Selasa, 13 November 2012

Mendesak, Upaya Pendidikan Karakter

Pendidikan karakter menjadi tumpuan ketahanan bangsa.
 
Penguatan nilai ketuhanan sebagai landasan spiritualitas dan motalitas berbangsa dan bernergara pada gilirannya harus berakar kuat pada proses persemaian dan pembudayaan dalam sistem pendidikan.

Proses pendidikan sejak dini, baik secara formal, non-formal maupun informal, menjadi tumpuan untuk  melahirkan manusia baru Indonesia dengan karakter yang kuat. Karakter yang mencerminkan kualitas kepribadian dan merit.  Yakni kepribadian yang terkait dengan kapasitas moral seseorang, seperti keterpercayaan dan kejujuran; penghargaan atas keragaman potensi dan identitas insani serta ketegaran dalam menghadapi kesulitan, ketidakenakan dan kegawatan.

Pendidikan karakter menjadi tumpuan ketahanan bangsa. Dalam peribahasa Inggris dikatakan, “When wealth is lost, nothing is lost; when health is lost, something is lost; when character is lost, everything is lost.” Begitu pentingnya karakter, sehingga tujuan terjauh dari risalah kenabian tak lain adalah untuk  menyempurnakan akhlak manusia.

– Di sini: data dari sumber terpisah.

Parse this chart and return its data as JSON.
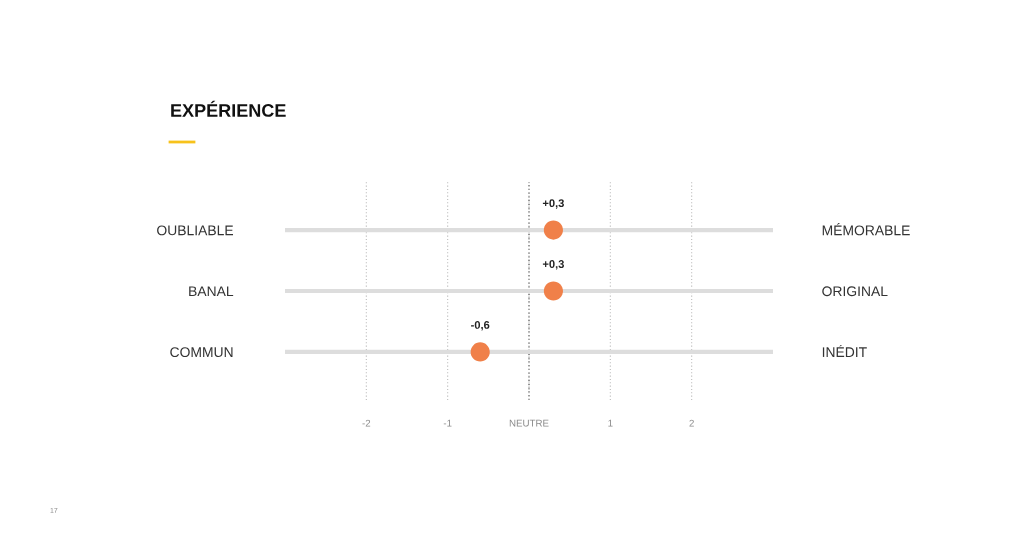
{
  "chart_data": {
    "type": "scatter",
    "orientation": "horizontal",
    "title": "EXPÉRIENCE",
    "categories": [
      "OUBLIABLE",
      "BANAL",
      "COMMUN"
    ],
    "y2_categories": [
      "MÉMORABLE",
      "ORIGINAL",
      "INÉDIT"
    ],
    "series": [
      {
        "color": "#f08049",
        "values": [
          0.3,
          0.3,
          -0.6
        ],
        "value_labels": [
          "+0,3",
          "+0,3",
          "-0,6"
        ]
      }
    ],
    "xlim": [
      -3,
      3
    ],
    "xticks": [
      {
        "value": -2,
        "label": "-2"
      },
      {
        "value": -1,
        "label": "-1"
      },
      {
        "value": 0,
        "label": "NEUTRE"
      },
      {
        "value": 1,
        "label": "1"
      },
      {
        "value": 2,
        "label": "2"
      }
    ],
    "grid": "x",
    "marker": "circle",
    "ref_lines": [
      {
        "axis": "x",
        "value": 0,
        "color": "#555555",
        "line_style": "dotted"
      }
    ],
    "annotations": [
      "17"
    ]
  }
}
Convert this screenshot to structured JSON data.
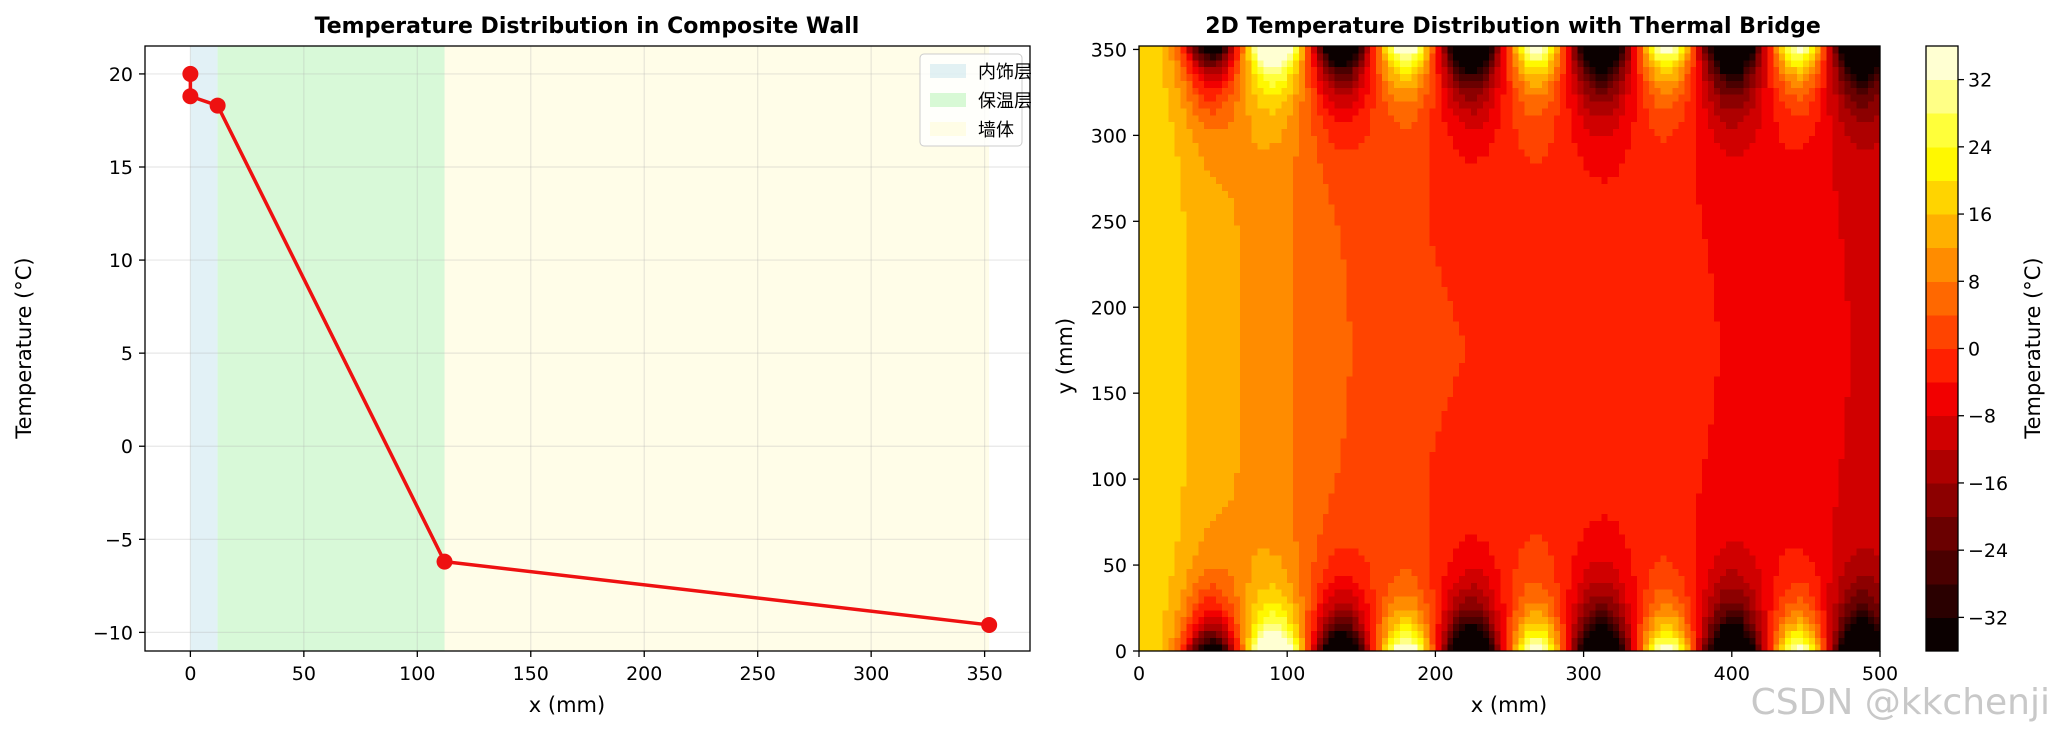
{
  "chart_data": [
    {
      "type": "line",
      "title": "Temperature Distribution in Composite Wall",
      "xlabel": "x (mm)",
      "ylabel": "Temperature (°C)",
      "xlim": [
        -20,
        370
      ],
      "ylim": [
        -11,
        21.5
      ],
      "xticks": [
        0,
        50,
        100,
        150,
        200,
        250,
        300,
        350
      ],
      "yticks": [
        -10,
        -5,
        0,
        5,
        10,
        15,
        20
      ],
      "grid": true,
      "series": [
        {
          "x": [
            0,
            0,
            12,
            112,
            352
          ],
          "y": [
            20.0,
            18.8,
            18.3,
            -6.2,
            -9.6
          ],
          "color": "#ee1111"
        }
      ],
      "bands": [
        {
          "from": 0,
          "to": 12,
          "color": "#add8e6",
          "label": "内饰层"
        },
        {
          "from": 12,
          "to": 112,
          "color": "#90ee90",
          "label": "保温层"
        },
        {
          "from": 112,
          "to": 352,
          "color": "#fffacd",
          "label": "墙体"
        }
      ],
      "legend_position": "upper right"
    },
    {
      "type": "heatmap",
      "title": "2D Temperature Distribution with Thermal Bridge",
      "xlabel": "x (mm)",
      "ylabel": "y (mm)",
      "xlim": [
        0,
        500
      ],
      "ylim": [
        0,
        352
      ],
      "xticks": [
        0,
        100,
        200,
        300,
        400,
        500
      ],
      "yticks": [
        0,
        50,
        100,
        150,
        200,
        250,
        300,
        350
      ],
      "colorbar_label": "Temperature (°C)",
      "colorbar_ticks": [
        "−32",
        "−24",
        "−16",
        "−8",
        "0",
        "8",
        "16",
        "24",
        "32"
      ],
      "colorbar_values": [
        -32,
        -24,
        -16,
        -8,
        0,
        8,
        16,
        24,
        32
      ],
      "clim": [
        -36,
        36
      ],
      "colormap": "hot",
      "hot_spot_x": [
        92,
        180,
        268,
        356,
        445
      ],
      "cold_spot_x": [
        48,
        136,
        224,
        312,
        400,
        488
      ]
    }
  ],
  "watermark": "CSDN @kkchenji"
}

Pendidikan karakter menggarap pelbagai aspek dari pendidikan moral, pendidikan kewargaan, dan pengembangan karakter.  Setiap komponen memberikan perbedaan tekanan tentang apa yang penting dan dan apa yang semestinya diajarkan.

Pendidikan moral menitikberatkan dimensi etis dari individu dan masyarakat serta memeriksa bagaimana standar-standar kebenaran dan kesalahan dikembangkan. Agama dan filsafat menyediakan fondasi  untuk diskusi-diskusi moral dan pertimbangan-pertimbangan etis tentang bagaimana restorasi nilai-nilai kebajikan berlangsung di dunia pendidikan.

Pendidikan kewargaan (civic education) diorientasikan untuk menumbuhkan moral dan karakter kolektif sebagai bangsa. Seperti diingatkan oleh Bung Karno, “Perjoangan sesuatu bangsa membawa corak sendiri-sendiri. Tidak ada dua bangsa yang cara berjoangnya sama. Tiap-tiap bangsa mempunyai cara berjoang sendiri, mempunyai karakteristik sendiri. Oleh karena pada hakekatnya bangsa sebagai individu mampunyai keperibadian sendiri. Keperibadiaan yang terwujud dalam pelbagai hal, dalam kebudayaannya, dalam perekonomiannya, dalam wataknya dan lain-lain sebagainya” (Soekarno, 1958).

Pendidikan kewargaan memberikan kesempatan bagi ragam peserta didik untuk memahami nilai-nilai publik bersama (shared values) yang terkristalisasikan dalam nilai-nilai Pancasila. Melalui pendidikan ini, peserta didik diberikan kesempatan untuk belajar terlibat dalam proses-proses demokratis yang berlangsung di dunia pendidikan dan komunitas. Watak sipil, karakteristik warga negara yang baik dalam sistem demokrasi diamati dan ditekankan baik dalam pembelajaran di kelas maupun dalam aktivitas ekstra kurikuler.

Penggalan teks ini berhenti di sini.